あおいです。
学ランのみならず、ハーフパンツも筆箱も、誰かが持ち帰った可能性が高い、と学年主任の先生は仰いました。
その発言を聞いた時の私の心境は「たとえ嘘でも嬉しい、寄り添ってくれて嬉しい」というもので、不覚にも涙が出そうになりました。
もちろん、学年主任の先生は、割と本心で思っているようでした。
「中学二年生になると、思春期に入って身体は大きくなるし、反抗期に入って親との会話は減るし、まぁ色々とある時期なんです。
制服やジャージ類がサイズアウトしても、それを親に言い出せない子はやっぱりいて、たまにサイズがピッタリあう他人の服を持ち帰る不埒者が、いるんです。
学ランは、ちょっと分かりませんが、ハーフパンツは、そういうことがありえます。
筆箱は、失くしたとされる日の時間割(←息子と話すだけで、その日のことをすぐに思い出せていた)を考えても、息子くんの話を聞いていても、帰りの会までに紛失したと考えるのが自然でしょう。
誰かが持ち帰った可能性がゼロではありませんので、持ち帰ったという前提で調べます。
すぐには解決出来ないかもしれませんが、特にハーフパンツの件は体育の授業や行事毎に全職員でネームの確認をしていきます。
ご心配をおかけする期間が続きますが、対応は継続させますので…」
まともな、というか、私の想定する普通の対応をしていただくうち、心も落ち着いてきました。
私だってこじれていて、ハーフパンツも筆箱も、もうどうでもいい気分ではあるのです。
息子は今のところ理路整然と十全に話せるタイプではないし、突っ込んだ事情聴取となると「分からない」「自信がない」と逃げ口上になりがちです。
そんな私たちに寄り添って、とにかくまずは傾聴に徹してくれる、そして想定する反応を返してくれる学年主任の先生はありがたい存在だと思います。
ありがたいんですが、じゃあ、どうして、担任の先生は残念な反応を返してくるのでしょうか。
彼の指導も、学年主任の先生の役割ではないのでしょうか。
校長室を出ると、学年主任の先生が担任の先生を呼び止めました。
聞き耳をたてると「〇〇先生、今すぐジョニーの親に電話しなさい、今すぐに」と伝えていました。
何だ、学年主任の先生は、ちゃんと担任の先生に的確な指示が出来てるじゃないか…ぼんやりとそんなことを思いながら車に乗り込みました。
まさに学校の敷地を出る瞬間、携帯が鳴ります。
車を停めて電話に出ると、担任の先生からのものでした。
いや、あと15分ほど待ってもらって、帰宅してから電話はとりたかったな…と思いつつ、話を聞きます。
「学ラン、見つかりました。

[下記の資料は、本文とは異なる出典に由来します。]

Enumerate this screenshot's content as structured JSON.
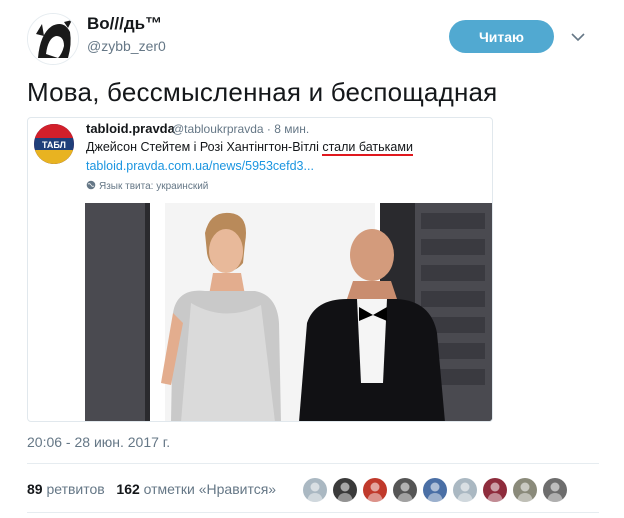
{
  "author": {
    "display_name": "Во///дь™",
    "handle": "@zybb_zer0"
  },
  "follow_button": {
    "label": "Читаю"
  },
  "tweet": {
    "text": "Мова, бессмысленная и беспощадная",
    "timestamp": "20:06 - 28 июн. 2017 г."
  },
  "quoted_tweet": {
    "name": "tabloid.pravda",
    "handle_time": "@tabloukrpravda · 8 мин.",
    "text_before": "Джейсон Стейтем і Розі Хантінгтон-Вітлі ",
    "text_highlight": "стали батьками",
    "link": "tabloid.pravda.com.ua/news/5953cefd3...",
    "language_note": "Язык твита: украинский",
    "avatar_text": "ТАБЛ"
  },
  "stats": {
    "retweets_count": "89",
    "retweets_label": "ретвитов",
    "likes_count": "162",
    "likes_label": "отметки «Нравится»"
  },
  "likers": [
    {
      "color": "#aab8c2"
    },
    {
      "color": "#3a3a3a"
    },
    {
      "color": "#c0392b"
    },
    {
      "color": "#555555"
    },
    {
      "color": "#4a6fa5"
    },
    {
      "color": "#aab8c2"
    },
    {
      "color": "#8e2c3c"
    },
    {
      "color": "#8a8a7a"
    },
    {
      "color": "#6d6d6d"
    }
  ],
  "colors": {
    "follow_button": "#51a9d1",
    "link": "#1b95e0",
    "highlight_underline": "#e0181e"
  }
}
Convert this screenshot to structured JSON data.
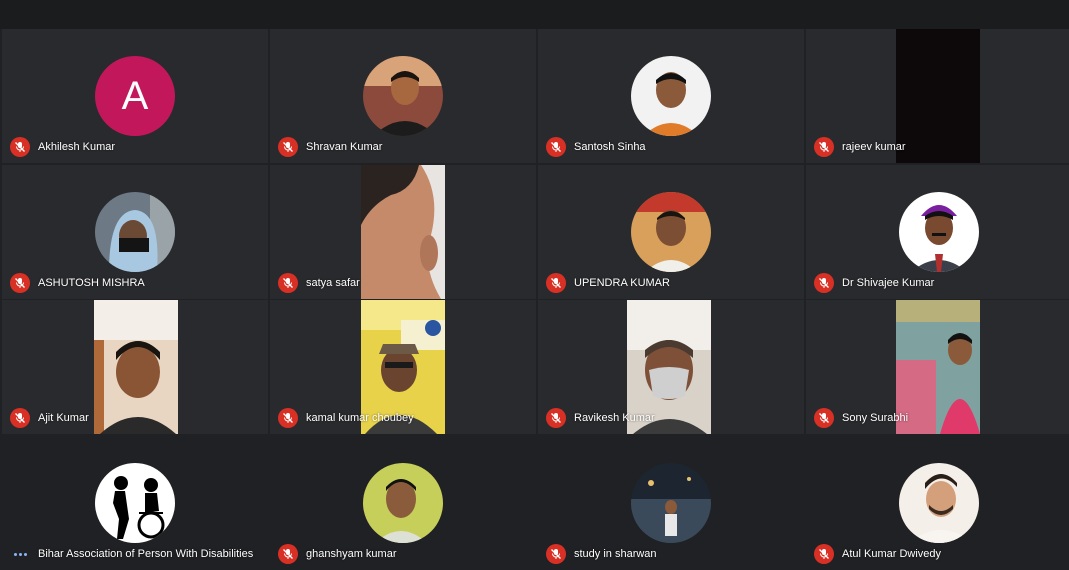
{
  "participants": [
    {
      "name": "Akhilesh Kumar",
      "initial": "A"
    },
    {
      "name": "Shravan Kumar"
    },
    {
      "name": "Santosh Sinha"
    },
    {
      "name": "rajeev kumar"
    },
    {
      "name": "ASHUTOSH MISHRA"
    },
    {
      "name": "satya safar"
    },
    {
      "name": "UPENDRA KUMAR"
    },
    {
      "name": "Dr Shivajee Kumar"
    },
    {
      "name": "Ajit Kumar"
    },
    {
      "name": "kamal kumar choubey"
    },
    {
      "name": "Ravikesh Kumar"
    },
    {
      "name": "Sony Surabhi"
    },
    {
      "name": "Bihar Association of Person With Disabilities"
    },
    {
      "name": "ghanshyam kumar"
    },
    {
      "name": "study in sharwan"
    },
    {
      "name": "Atul Kumar Dwivedy"
    }
  ],
  "colors": {
    "background": "#202124",
    "tile": "#292a2d",
    "muted_badge": "#d93025",
    "speaking_indicator": "#8ab4f8",
    "letter_avatar": "#c2185b"
  },
  "icons": {
    "muted": "mic-off-icon",
    "speaking": "audio-dots-icon"
  }
}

ジョニーくんの家にありました!」
「…あー」
「ちゃんとハンガーにかけてあって、部屋のカーテンのところに飾ってあったそうですよ!」
「飾ってたんですか…」
「買いなおす前に見つかって、ほんと良かったですね!!」
前向きです。
明るいです。
そうだけどそうじゃない感満載の発言です。
よくもまぁ「買いなおす前に~」などと言えるものです。
そういえば、今日は一対一になったときに「すみませんでした」の言葉がなかったなと思いつつ、そういうことに目くじらを立て始めた自分にも嫌気がさします。